Comment se porte le secteur du bio? 

Il faut reconnaître que sur le marché domestique, le bio n’est absolument plus un thème pour les consommatrices et consommateurs ukrainiens. C’est un souci majeur pour les productrices et producteurs certifiés, qui peinent à défendre leur part de marché. En outre, pour certaines commodités, il n’y a quasiment plus de différence de prix entre le bio et le conventionnel. La survie du secteur bio ukrainien est donc clairement en jeu.
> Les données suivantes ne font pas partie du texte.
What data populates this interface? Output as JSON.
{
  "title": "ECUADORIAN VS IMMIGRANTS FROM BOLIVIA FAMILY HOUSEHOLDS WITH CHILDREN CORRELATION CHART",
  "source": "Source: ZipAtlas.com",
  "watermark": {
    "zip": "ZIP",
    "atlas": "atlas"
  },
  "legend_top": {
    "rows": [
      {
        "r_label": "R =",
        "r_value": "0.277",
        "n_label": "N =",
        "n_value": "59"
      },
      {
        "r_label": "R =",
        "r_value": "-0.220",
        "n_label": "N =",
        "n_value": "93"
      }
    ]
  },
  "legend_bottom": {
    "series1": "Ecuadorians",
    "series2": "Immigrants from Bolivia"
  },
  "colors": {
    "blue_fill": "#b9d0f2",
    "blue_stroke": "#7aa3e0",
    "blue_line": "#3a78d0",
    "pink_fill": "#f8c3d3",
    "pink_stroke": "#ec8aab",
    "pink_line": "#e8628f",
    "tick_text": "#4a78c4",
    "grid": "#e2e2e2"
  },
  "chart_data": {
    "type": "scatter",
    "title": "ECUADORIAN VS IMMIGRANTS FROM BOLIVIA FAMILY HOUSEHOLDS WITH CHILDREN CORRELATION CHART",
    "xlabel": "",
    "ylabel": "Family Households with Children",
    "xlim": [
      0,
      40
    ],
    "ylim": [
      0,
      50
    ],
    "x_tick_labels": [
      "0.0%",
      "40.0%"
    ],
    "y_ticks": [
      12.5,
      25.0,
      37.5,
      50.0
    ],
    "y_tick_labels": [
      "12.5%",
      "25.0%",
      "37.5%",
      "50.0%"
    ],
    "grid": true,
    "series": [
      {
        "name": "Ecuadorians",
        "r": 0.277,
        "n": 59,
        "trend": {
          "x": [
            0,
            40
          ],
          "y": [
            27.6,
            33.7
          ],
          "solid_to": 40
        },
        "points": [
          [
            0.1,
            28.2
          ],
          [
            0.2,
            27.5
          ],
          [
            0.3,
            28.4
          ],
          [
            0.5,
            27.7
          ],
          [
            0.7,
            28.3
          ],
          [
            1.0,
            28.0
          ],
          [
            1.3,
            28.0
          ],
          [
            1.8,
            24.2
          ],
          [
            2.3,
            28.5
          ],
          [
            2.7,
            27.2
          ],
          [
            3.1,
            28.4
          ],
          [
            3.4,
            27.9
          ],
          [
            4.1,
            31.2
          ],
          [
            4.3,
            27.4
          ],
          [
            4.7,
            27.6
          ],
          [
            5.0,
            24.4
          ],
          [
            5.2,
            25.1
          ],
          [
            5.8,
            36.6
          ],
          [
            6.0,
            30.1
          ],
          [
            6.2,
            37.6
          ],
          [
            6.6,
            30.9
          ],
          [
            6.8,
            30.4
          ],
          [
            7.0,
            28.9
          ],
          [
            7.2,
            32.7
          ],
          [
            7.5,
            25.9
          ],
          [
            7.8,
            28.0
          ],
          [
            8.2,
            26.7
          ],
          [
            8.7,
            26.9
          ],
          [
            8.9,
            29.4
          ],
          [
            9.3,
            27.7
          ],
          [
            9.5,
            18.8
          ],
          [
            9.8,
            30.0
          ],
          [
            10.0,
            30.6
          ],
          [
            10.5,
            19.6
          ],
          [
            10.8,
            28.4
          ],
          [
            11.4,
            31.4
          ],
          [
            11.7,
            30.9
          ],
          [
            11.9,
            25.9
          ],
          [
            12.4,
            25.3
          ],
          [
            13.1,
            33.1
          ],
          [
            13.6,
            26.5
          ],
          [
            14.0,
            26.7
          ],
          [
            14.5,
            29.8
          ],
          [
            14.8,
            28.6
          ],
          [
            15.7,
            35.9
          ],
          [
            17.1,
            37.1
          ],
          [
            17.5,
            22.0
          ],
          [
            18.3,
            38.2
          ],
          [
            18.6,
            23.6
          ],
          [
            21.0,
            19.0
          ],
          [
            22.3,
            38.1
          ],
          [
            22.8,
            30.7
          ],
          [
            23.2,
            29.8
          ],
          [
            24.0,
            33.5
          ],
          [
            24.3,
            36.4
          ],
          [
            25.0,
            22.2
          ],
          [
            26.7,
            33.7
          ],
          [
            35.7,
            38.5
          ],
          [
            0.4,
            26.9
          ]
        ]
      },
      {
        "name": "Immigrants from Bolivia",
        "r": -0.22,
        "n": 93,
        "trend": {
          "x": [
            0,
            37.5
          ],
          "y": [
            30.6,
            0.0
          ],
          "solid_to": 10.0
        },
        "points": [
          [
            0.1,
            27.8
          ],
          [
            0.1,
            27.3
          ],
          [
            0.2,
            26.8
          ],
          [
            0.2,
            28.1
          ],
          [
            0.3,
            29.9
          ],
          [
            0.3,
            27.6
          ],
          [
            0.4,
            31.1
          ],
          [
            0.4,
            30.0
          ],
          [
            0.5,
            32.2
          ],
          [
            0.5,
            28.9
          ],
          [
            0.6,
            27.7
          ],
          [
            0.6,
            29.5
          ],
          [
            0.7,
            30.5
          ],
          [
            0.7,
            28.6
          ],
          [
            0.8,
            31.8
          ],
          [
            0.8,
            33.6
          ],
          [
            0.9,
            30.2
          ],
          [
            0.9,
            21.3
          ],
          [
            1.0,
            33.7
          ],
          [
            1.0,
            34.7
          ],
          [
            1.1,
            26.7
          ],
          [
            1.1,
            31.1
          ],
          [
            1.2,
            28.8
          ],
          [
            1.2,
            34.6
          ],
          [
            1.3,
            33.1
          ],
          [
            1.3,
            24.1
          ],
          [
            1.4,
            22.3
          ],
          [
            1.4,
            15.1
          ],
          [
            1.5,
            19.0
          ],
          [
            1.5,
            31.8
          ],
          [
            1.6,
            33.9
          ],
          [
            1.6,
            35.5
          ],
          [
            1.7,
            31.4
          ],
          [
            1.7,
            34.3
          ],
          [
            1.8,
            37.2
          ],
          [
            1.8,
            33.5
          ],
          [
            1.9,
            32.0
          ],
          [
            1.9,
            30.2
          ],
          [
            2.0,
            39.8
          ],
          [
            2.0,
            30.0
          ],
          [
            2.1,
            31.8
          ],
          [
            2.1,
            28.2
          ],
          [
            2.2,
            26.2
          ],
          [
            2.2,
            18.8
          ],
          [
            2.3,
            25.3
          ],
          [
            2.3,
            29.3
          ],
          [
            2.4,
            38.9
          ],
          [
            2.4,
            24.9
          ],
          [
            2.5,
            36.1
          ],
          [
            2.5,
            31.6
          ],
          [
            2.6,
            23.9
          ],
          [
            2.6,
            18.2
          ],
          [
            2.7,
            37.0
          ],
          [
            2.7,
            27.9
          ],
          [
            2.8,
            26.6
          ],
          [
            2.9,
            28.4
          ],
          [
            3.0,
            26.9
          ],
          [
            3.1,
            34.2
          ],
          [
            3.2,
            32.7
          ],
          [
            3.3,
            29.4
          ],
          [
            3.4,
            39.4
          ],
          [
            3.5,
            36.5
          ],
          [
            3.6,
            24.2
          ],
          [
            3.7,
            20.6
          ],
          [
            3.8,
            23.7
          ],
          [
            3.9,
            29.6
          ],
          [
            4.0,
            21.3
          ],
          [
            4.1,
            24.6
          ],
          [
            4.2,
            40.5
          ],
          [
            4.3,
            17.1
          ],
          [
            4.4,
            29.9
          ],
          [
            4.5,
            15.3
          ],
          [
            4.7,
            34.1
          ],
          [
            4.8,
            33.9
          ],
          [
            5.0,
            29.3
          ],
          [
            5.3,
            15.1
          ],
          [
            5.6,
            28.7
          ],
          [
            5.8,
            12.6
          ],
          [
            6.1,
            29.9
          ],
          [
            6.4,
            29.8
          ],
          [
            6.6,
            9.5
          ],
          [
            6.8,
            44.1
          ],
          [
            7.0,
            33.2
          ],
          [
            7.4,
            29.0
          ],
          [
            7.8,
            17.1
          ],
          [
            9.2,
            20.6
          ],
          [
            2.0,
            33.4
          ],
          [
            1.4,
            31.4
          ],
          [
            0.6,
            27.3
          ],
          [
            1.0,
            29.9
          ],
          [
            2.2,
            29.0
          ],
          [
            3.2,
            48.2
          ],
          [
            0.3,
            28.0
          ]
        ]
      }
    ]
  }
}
Par ailleurs, dès le début de la guerre, il y a bientôt trois ans, les importateurs historiques ont eu des craintes quant à la fiabilité, notamment quantitative, des livraisons en provenance d’Ukraine. Et ça a joué clairement en défaveur de la filière bio, à tous les échelons.

Cependant, il faut souligner l’incroyable résilience des productrices et producteurs certifiés. Même si les coûts ont explosé, même si économiquement produire bio ne fait plus vraiment de sens, ils tiennent bon et s’accrochent à leur label, par conviction, par attachement à leurs valeurs.

Quelles sont les priorités d’action, pour vous, acteurs du FiBL qui accompagnez la filière bio ukrainienne depuis désormais une vingtaine d’années?

À l’heure actuelle, outre des efforts à consentir pour maintenir le marché domestique, nous estimons qu’un accompagnement agronomique s’impose. Les productrices et producteurs bio ukrainiens, durement touchés par le manque de personnel, ont besoin d’un soutien technique pour adopter des méthodes de production moins intensives en main-d’œuvre, tout en renforçant leur productivité.

Propos recueillis par Claire Berbain, FiBL

Pour en savoir plus

Contacts

Liens

Le projet QFTP

Les objectifs du projet QFTP (en français Programme pour un commerce alimentaire de qualité en Ukraine) sont la promotion du commerce durable et la création d’emplois plus nombreux et de meilleure qualité dans les secteurs bio et laitier en Ukraine. Ces objectifs sont atteints en renforçant la compétitivité des entreprises et les capacités des petites et moyennes entreprises (PME). Le projet est dirigé par le FiBL, les autres partenaires étant Safoso AG, le Swiss Import Promotion Programme SIPPO, IFOAM Organics International et le Bioinstitut tchèque.